= Peter Cross (rugby union) =

English rugby union supporter

Peter Cross (also known as Mr. England) is an English rugby union supporter from Dawlish, Devon, who follows the England national rugby union team.

== Personal life ==
Cross is married and lives in Dawlish. Cross previously worked in tourism and owned a number of souvenir shops in Devon. He had also made business deals with other shops in the United Kingdom before retiring to work on a part-time basis.

== Rugby history ==
Cross had previously played rugby for Teignmouth R.F.C. and Torquay RFC. In 1996, Cross attended the Olympics in Atlanta, United States while wearing a Union Flag costume; he received a measure of publicity for it. Later in the year, he wore the costume to an England match at Twickenham Stadium in London. Two years later, he changed the costume to be based on the Flag of England as he felt that the Union Flag was not right for use at Twickenham. The year afterwards, he received a phone call from the Rugby Football Union inviting Cross to become the first official mascot of the England team because they had seen him in his costume. He made his official debut in 2000 against Australia.
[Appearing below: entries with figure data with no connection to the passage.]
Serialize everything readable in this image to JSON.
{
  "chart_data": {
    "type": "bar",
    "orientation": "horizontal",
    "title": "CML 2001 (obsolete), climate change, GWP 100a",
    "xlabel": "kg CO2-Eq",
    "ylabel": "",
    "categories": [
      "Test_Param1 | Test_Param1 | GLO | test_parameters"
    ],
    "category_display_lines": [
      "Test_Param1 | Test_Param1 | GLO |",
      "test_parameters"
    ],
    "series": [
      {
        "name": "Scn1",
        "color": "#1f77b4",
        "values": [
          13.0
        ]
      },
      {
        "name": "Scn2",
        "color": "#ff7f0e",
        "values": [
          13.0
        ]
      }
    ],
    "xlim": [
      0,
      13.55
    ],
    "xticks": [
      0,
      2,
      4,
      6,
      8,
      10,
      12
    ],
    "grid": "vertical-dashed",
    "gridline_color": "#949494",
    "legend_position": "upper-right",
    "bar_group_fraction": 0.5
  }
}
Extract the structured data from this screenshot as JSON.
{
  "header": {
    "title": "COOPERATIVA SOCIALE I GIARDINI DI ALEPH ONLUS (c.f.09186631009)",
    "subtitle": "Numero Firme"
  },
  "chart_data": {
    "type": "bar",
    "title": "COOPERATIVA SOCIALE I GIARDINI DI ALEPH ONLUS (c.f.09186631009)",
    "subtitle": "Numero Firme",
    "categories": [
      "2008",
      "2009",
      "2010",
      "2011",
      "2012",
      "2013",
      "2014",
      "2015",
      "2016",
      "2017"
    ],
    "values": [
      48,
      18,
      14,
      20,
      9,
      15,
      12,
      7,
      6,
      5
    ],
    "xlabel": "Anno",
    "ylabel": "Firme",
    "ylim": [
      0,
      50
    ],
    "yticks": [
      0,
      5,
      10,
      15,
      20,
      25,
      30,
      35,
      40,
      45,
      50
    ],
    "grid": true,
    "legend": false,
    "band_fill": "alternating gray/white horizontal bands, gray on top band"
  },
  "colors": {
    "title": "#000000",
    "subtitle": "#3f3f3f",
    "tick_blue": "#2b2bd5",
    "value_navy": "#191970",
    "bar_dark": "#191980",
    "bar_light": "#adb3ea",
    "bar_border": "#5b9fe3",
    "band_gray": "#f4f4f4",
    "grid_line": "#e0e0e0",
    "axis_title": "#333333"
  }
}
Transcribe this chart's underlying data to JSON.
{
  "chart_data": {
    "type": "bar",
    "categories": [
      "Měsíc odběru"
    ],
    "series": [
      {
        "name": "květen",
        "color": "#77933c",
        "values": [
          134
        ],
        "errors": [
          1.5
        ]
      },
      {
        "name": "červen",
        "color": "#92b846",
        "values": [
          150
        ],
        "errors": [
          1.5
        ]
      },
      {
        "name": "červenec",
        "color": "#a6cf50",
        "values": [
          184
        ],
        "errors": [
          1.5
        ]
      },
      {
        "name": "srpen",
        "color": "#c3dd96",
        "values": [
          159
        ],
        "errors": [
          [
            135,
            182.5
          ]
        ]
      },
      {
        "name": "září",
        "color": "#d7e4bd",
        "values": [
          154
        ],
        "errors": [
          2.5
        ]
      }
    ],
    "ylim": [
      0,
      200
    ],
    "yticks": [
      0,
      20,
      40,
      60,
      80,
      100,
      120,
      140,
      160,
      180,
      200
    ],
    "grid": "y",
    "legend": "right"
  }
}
In 2006, the RFU commissioned a teddy bear based on Cross to be sold as official England merchandise. 5,000 were produced and they sold out within a season. Cross uses his position to compete in charity fundraisers. In 2007, Cross later acted in a Greene King IPA advert for the RFU.

==Costume==
When at England matches, Cross wears a top hat with the St. George's Cross on it as well as a white and red tail coat with a red rose and lapel pins on the lapel. Cross also carries a bulldog toy which is placed on the touchline at matches at Twickenham.